Скулила в душе обида. Но та же, наигранная и скорее уязвлённая обманом, чем истиной происшествия. В любом случае, она была перепевом старой истории, и Исаак рано или поздно чего-то подобного ожидал. Да и потом, кто он такой, чтобы запрещать Антону жениться и решать за него, что для него лучше? В конце концов, хитрость была Исааку присуща, и даже показательно играя отступление, он не верил, что Антон женится. Было конечно очень наивно полагать, что бывшее между ними летом значит для Антона больше, чем он показывает, но всё же Исаак на это надеялся. К тому же, в Антоне было гораздо больше благородства, тоже больше, чем он показывал, а значит Исаак не думал, что Антон женится просто так, абы на ком, par dépit, с досады (с досады на то, что Исаак отдалился — шли ведь на ум такие дикости!), без любви. А то, что любви нет, в этом нет сомнения. Причём нет любви именно по той причине, что Исаак и эта девушка похожи. Увлекаясь ею, Антон продолжает любить его. Да и потом, с подобной девушкой Антону не сладить — хотя бы потому, что под такую нужно подстраиваться, а Антон на это не способен. И как это Антон может заблуждаться, будто их брат способен влюбиться как стерва? Антон не уступит ей, она — ему, и дальше насмешек, провожаний и игры в эффектную парочку дело у них не пойдёт. Выбирая эту девушку, Антону придётся отказаться и от своей семьи, и от привычного жизненного уклада, и от свободы, и от литературы.
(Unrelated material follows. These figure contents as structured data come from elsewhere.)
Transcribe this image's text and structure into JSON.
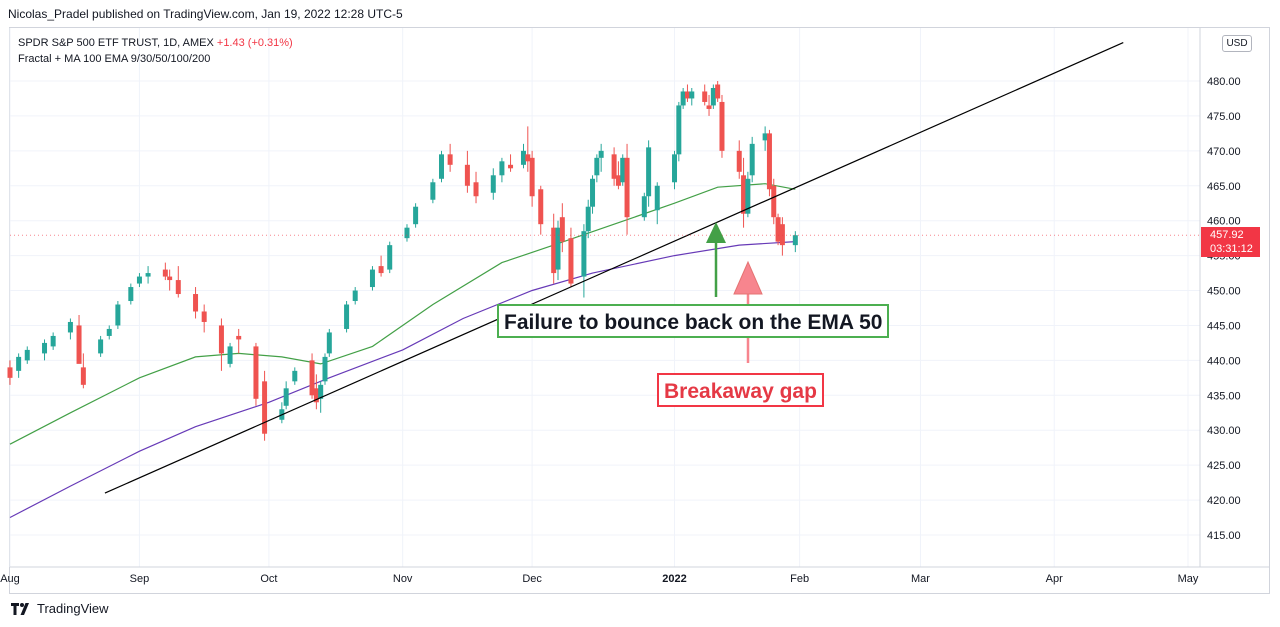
{
  "header": {
    "published_line": "Nicolas_Pradel published on TradingView.com, Jan 19, 2022 12:28 UTC-5"
  },
  "legend": {
    "symbol_line": "SPDR S&P 500 ETF TRUST, 1D, AMEX",
    "change": "+1.43 (+0.31%)",
    "indicator_line": "Fractal + MA 100 EMA 9/30/50/100/200"
  },
  "currency_badge": "USD",
  "price_tag": {
    "price": "457.92",
    "countdown": "03:31:12"
  },
  "annotations": {
    "ema_failure": "Failure to bounce back on the EMA 50",
    "breakaway_gap": "Breakaway gap"
  },
  "footer": {
    "brand": "TradingView"
  },
  "colors": {
    "up": "#26a69a",
    "down": "#ef5350",
    "ema50": "#43a047",
    "ema100": "#673ab7",
    "trendline": "#000000",
    "green_arrow": "#43a047",
    "red_arrow": "#f7858e"
  },
  "chart_data": {
    "type": "candlestick",
    "y_axis": {
      "ticks": [
        "480.00",
        "475.00",
        "470.00",
        "465.00",
        "460.00",
        "455.00",
        "450.00",
        "445.00",
        "440.00",
        "435.00",
        "430.00",
        "425.00",
        "420.00",
        "415.00"
      ],
      "range": [
        411,
        486
      ]
    },
    "x_axis": {
      "ticks": [
        {
          "label": "Aug",
          "date": "2021-08-02",
          "bold": false
        },
        {
          "label": "Sep",
          "date": "2021-09-01",
          "bold": false
        },
        {
          "label": "Oct",
          "date": "2021-10-01",
          "bold": false
        },
        {
          "label": "Nov",
          "date": "2021-11-01",
          "bold": false
        },
        {
          "label": "Dec",
          "date": "2021-12-01",
          "bold": false
        },
        {
          "label": "2022",
          "date": "2022-01-03",
          "bold": true
        },
        {
          "label": "Feb",
          "date": "2022-02-01",
          "bold": false
        },
        {
          "label": "Mar",
          "date": "2022-03-01",
          "bold": false
        },
        {
          "label": "Apr",
          "date": "2022-04-01",
          "bold": false
        },
        {
          "label": "May",
          "date": "2022-05-02",
          "bold": false
        }
      ]
    },
    "candles": [
      [
        "2021-08-02",
        439.0,
        440.0,
        436.5,
        437.5
      ],
      [
        "2021-08-04",
        438.5,
        441.0,
        437.5,
        440.5
      ],
      [
        "2021-08-06",
        440.0,
        442.0,
        439.5,
        441.5
      ],
      [
        "2021-08-10",
        441.0,
        443.0,
        440.0,
        442.5
      ],
      [
        "2021-08-12",
        442.0,
        444.0,
        441.5,
        443.5
      ],
      [
        "2021-08-16",
        444.0,
        446.0,
        443.0,
        445.5
      ],
      [
        "2021-08-18",
        445.0,
        446.5,
        440.0,
        439.5
      ],
      [
        "2021-08-19",
        439.0,
        441.0,
        436.0,
        436.5
      ],
      [
        "2021-08-23",
        441.0,
        443.5,
        440.5,
        443.0
      ],
      [
        "2021-08-25",
        443.5,
        445.0,
        443.0,
        444.5
      ],
      [
        "2021-08-27",
        445.0,
        448.5,
        444.5,
        448.0
      ],
      [
        "2021-08-30",
        448.5,
        451.0,
        448.0,
        450.5
      ],
      [
        "2021-09-01",
        451.0,
        452.5,
        450.5,
        452.0
      ],
      [
        "2021-09-03",
        452.0,
        453.5,
        451.0,
        452.5
      ],
      [
        "2021-09-07",
        453.0,
        454.0,
        451.5,
        452.0
      ],
      [
        "2021-09-08",
        452.0,
        453.0,
        450.0,
        451.5
      ],
      [
        "2021-09-10",
        451.5,
        453.5,
        449.0,
        449.5
      ],
      [
        "2021-09-14",
        449.5,
        450.5,
        446.0,
        447.0
      ],
      [
        "2021-09-16",
        447.0,
        448.0,
        444.0,
        445.5
      ],
      [
        "2021-09-20",
        445.0,
        446.0,
        438.5,
        441.0
      ],
      [
        "2021-09-22",
        439.5,
        442.5,
        439.0,
        442.0
      ],
      [
        "2021-09-24",
        443.5,
        444.5,
        441.0,
        443.0
      ],
      [
        "2021-09-28",
        442.0,
        442.5,
        433.5,
        434.5
      ],
      [
        "2021-09-30",
        437.0,
        438.5,
        428.5,
        429.5
      ],
      [
        "2021-10-04",
        431.5,
        434.0,
        431.0,
        433.0
      ],
      [
        "2021-10-05",
        433.5,
        437.0,
        433.0,
        436.0
      ],
      [
        "2021-10-07",
        437.0,
        439.0,
        436.5,
        438.5
      ],
      [
        "2021-10-11",
        440.0,
        441.0,
        434.5,
        435.0
      ],
      [
        "2021-10-12",
        436.0,
        438.0,
        433.0,
        434.0
      ],
      [
        "2021-10-13",
        434.5,
        437.0,
        432.5,
        436.5
      ],
      [
        "2021-10-14",
        437.0,
        441.0,
        436.5,
        440.5
      ],
      [
        "2021-10-15",
        441.0,
        444.5,
        440.5,
        444.0
      ],
      [
        "2021-10-19",
        444.5,
        448.5,
        444.0,
        448.0
      ],
      [
        "2021-10-21",
        448.5,
        450.5,
        448.0,
        450.0
      ],
      [
        "2021-10-25",
        450.5,
        453.5,
        450.0,
        453.0
      ],
      [
        "2021-10-27",
        453.5,
        455.0,
        452.0,
        452.5
      ],
      [
        "2021-10-29",
        453.0,
        457.0,
        452.5,
        456.5
      ],
      [
        "2021-11-02",
        457.5,
        459.5,
        457.0,
        459.0
      ],
      [
        "2021-11-04",
        459.5,
        462.5,
        459.0,
        462.0
      ],
      [
        "2021-11-08",
        463.0,
        466.0,
        462.5,
        465.5
      ],
      [
        "2021-11-10",
        466.0,
        470.0,
        465.5,
        469.5
      ],
      [
        "2021-11-12",
        469.5,
        471.0,
        467.0,
        468.0
      ],
      [
        "2021-11-16",
        468.0,
        470.0,
        464.0,
        465.0
      ],
      [
        "2021-11-18",
        465.5,
        467.0,
        462.5,
        463.5
      ],
      [
        "2021-11-22",
        464.0,
        467.5,
        463.0,
        466.5
      ],
      [
        "2021-11-24",
        466.5,
        469.0,
        465.5,
        468.5
      ],
      [
        "2021-11-26",
        468.0,
        469.5,
        467.0,
        467.5
      ],
      [
        "2021-11-29",
        468.0,
        471.0,
        467.5,
        470.0
      ],
      [
        "2021-11-30",
        469.5,
        473.5,
        467.0,
        468.5
      ],
      [
        "2021-12-01",
        469.0,
        470.0,
        462.0,
        463.5
      ],
      [
        "2021-12-03",
        464.5,
        465.0,
        458.0,
        459.5
      ],
      [
        "2021-12-06",
        459.0,
        461.0,
        451.0,
        452.5
      ],
      [
        "2021-12-07",
        453.0,
        460.0,
        451.5,
        459.0
      ],
      [
        "2021-12-08",
        460.5,
        462.5,
        455.5,
        457.0
      ],
      [
        "2021-12-10",
        457.5,
        459.0,
        450.5,
        451.0
      ],
      [
        "2021-12-13",
        452.0,
        459.5,
        449.0,
        458.5
      ],
      [
        "2021-12-14",
        458.5,
        463.0,
        457.5,
        462.0
      ],
      [
        "2021-12-15",
        462.0,
        466.5,
        461.0,
        466.0
      ],
      [
        "2021-12-16",
        466.5,
        469.5,
        465.5,
        469.0
      ],
      [
        "2021-12-17",
        469.0,
        471.0,
        467.0,
        470.0
      ],
      [
        "2021-12-20",
        469.5,
        470.5,
        465.0,
        466.0
      ],
      [
        "2021-12-21",
        466.5,
        468.5,
        464.5,
        465.0
      ],
      [
        "2021-12-22",
        465.5,
        469.5,
        465.0,
        469.0
      ],
      [
        "2021-12-23",
        469.0,
        471.0,
        458.0,
        460.5
      ],
      [
        "2021-12-27",
        460.5,
        464.0,
        460.0,
        463.5
      ],
      [
        "2021-12-28",
        463.5,
        471.5,
        462.0,
        470.5
      ],
      [
        "2021-12-30",
        461.5,
        465.5,
        459.5,
        465.0
      ],
      [
        "2022-01-03",
        465.5,
        470.0,
        464.5,
        469.5
      ],
      [
        "2022-01-04",
        469.5,
        477.0,
        468.5,
        476.5
      ],
      [
        "2022-01-05",
        476.5,
        479.0,
        476.0,
        478.5
      ],
      [
        "2022-01-06",
        478.5,
        479.5,
        477.0,
        477.5
      ],
      [
        "2022-01-07",
        477.5,
        479.0,
        476.5,
        478.5
      ],
      [
        "2022-01-10",
        478.5,
        479.5,
        476.5,
        477.0
      ],
      [
        "2022-01-11",
        476.5,
        478.0,
        475.0,
        476.0
      ],
      [
        "2022-01-12",
        476.5,
        479.5,
        476.0,
        479.0
      ],
      [
        "2022-01-13",
        479.5,
        480.0,
        477.0,
        477.5
      ],
      [
        "2022-01-14",
        477.0,
        478.0,
        469.0,
        470.0
      ],
      [
        "2022-01-18",
        470.0,
        471.5,
        466.0,
        467.0
      ],
      [
        "2022-01-19",
        466.5,
        469.0,
        459.0,
        461.0
      ],
      [
        "2022-01-20",
        461.0,
        467.0,
        460.5,
        466.0
      ],
      [
        "2022-01-21",
        466.5,
        472.0,
        465.5,
        471.0
      ],
      [
        "2022-01-24",
        471.5,
        473.5,
        470.0,
        472.5
      ],
      [
        "2022-01-25",
        472.5,
        473.0,
        463.5,
        464.5
      ],
      [
        "2022-01-26",
        465.0,
        466.0,
        459.5,
        460.5
      ],
      [
        "2022-01-27",
        460.5,
        461.0,
        456.5,
        457.0
      ],
      [
        "2022-01-28",
        459.5,
        460.5,
        455.0,
        456.5
      ],
      [
        "2022-01-31",
        456.5,
        458.5,
        455.5,
        457.92
      ]
    ],
    "ema50": [
      [
        "2021-08-02",
        428.0
      ],
      [
        "2021-08-16",
        432.5
      ],
      [
        "2021-09-01",
        437.5
      ],
      [
        "2021-09-14",
        440.5
      ],
      [
        "2021-09-24",
        441.0
      ],
      [
        "2021-10-04",
        440.5
      ],
      [
        "2021-10-13",
        439.5
      ],
      [
        "2021-10-25",
        442.0
      ],
      [
        "2021-11-08",
        448.0
      ],
      [
        "2021-11-24",
        454.0
      ],
      [
        "2021-12-06",
        456.5
      ],
      [
        "2021-12-20",
        459.5
      ],
      [
        "2022-01-03",
        462.5
      ],
      [
        "2022-01-13",
        464.8
      ],
      [
        "2022-01-24",
        465.3
      ],
      [
        "2022-01-31",
        464.5
      ]
    ],
    "ema100": [
      [
        "2021-08-02",
        417.5
      ],
      [
        "2021-08-16",
        422.0
      ],
      [
        "2021-09-01",
        427.0
      ],
      [
        "2021-09-14",
        430.5
      ],
      [
        "2021-10-01",
        434.0
      ],
      [
        "2021-10-15",
        437.5
      ],
      [
        "2021-11-01",
        441.5
      ],
      [
        "2021-11-15",
        446.0
      ],
      [
        "2021-12-01",
        450.0
      ],
      [
        "2021-12-15",
        452.5
      ],
      [
        "2022-01-03",
        455.0
      ],
      [
        "2022-01-18",
        456.5
      ],
      [
        "2022-01-31",
        457.0
      ]
    ],
    "trendline": [
      [
        "2021-08-24",
        421.0
      ],
      [
        "2022-04-17",
        485.5
      ]
    ]
  }
}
А ей из её уважаемой и наверняка основательной семьи придётся уйти, сменить веру и по-христиански покориться мужу. Нет-нет, сказки.
Конечно Антон не женился. Правда, разошёлся не он с ней, а она с ним, а значит он, вроде как, очутился в отвергнутых. Но так и подобает мужчине, не оставлять же девушку опозоренной. Вся эта скоротечная помолвка осталась только долгим объектом для злых шуток и подтруниваний, причём в первую очередь со стороны самого Антона — никто из его окружения не смел и заикнуться. Спустя некоторое время, Исаак прочёл один его рассказ, на редкость отвратительный, в котором в главной героине без труда узнавалась эта девушка. Никогда прежде не ощущалось в тексте Чехова столько необоснованной ненависти и желчи — особо впечатлительные даже за антисемита Антона посчитали — нигде (за одним исключением) так явственно не просматривалась глубокая давняя обида и оскорблённое самолюбие. Он не любил её — это точно, но всё же он предполагал возможность женитьбы, пусть поспешной, под влиянием момента, пусть несчастливой, бессмысленной, ошибочной и с оглядкой на последующий развод, но всё-таки, ты влёк его, Господи, и он увлечён, — он хотел попробовать и имел честные намерения вручить свою судьбу кому-то в руки. И его с этими намерениями оборвали и унизили, не оправдали его надежд, пусть он, должно быть, сам понимал их наивность. Его самолюбию был нанесён сильный удар. Может, именно это на долгие годы отбило у него охоту жениться и вообще доверять кому-либо… «Бедный мой Антоша», — прошептал Исаак и перевернулся на другой бок, всё-таки чувствуя, что падает в мягкие сети снежной ночи.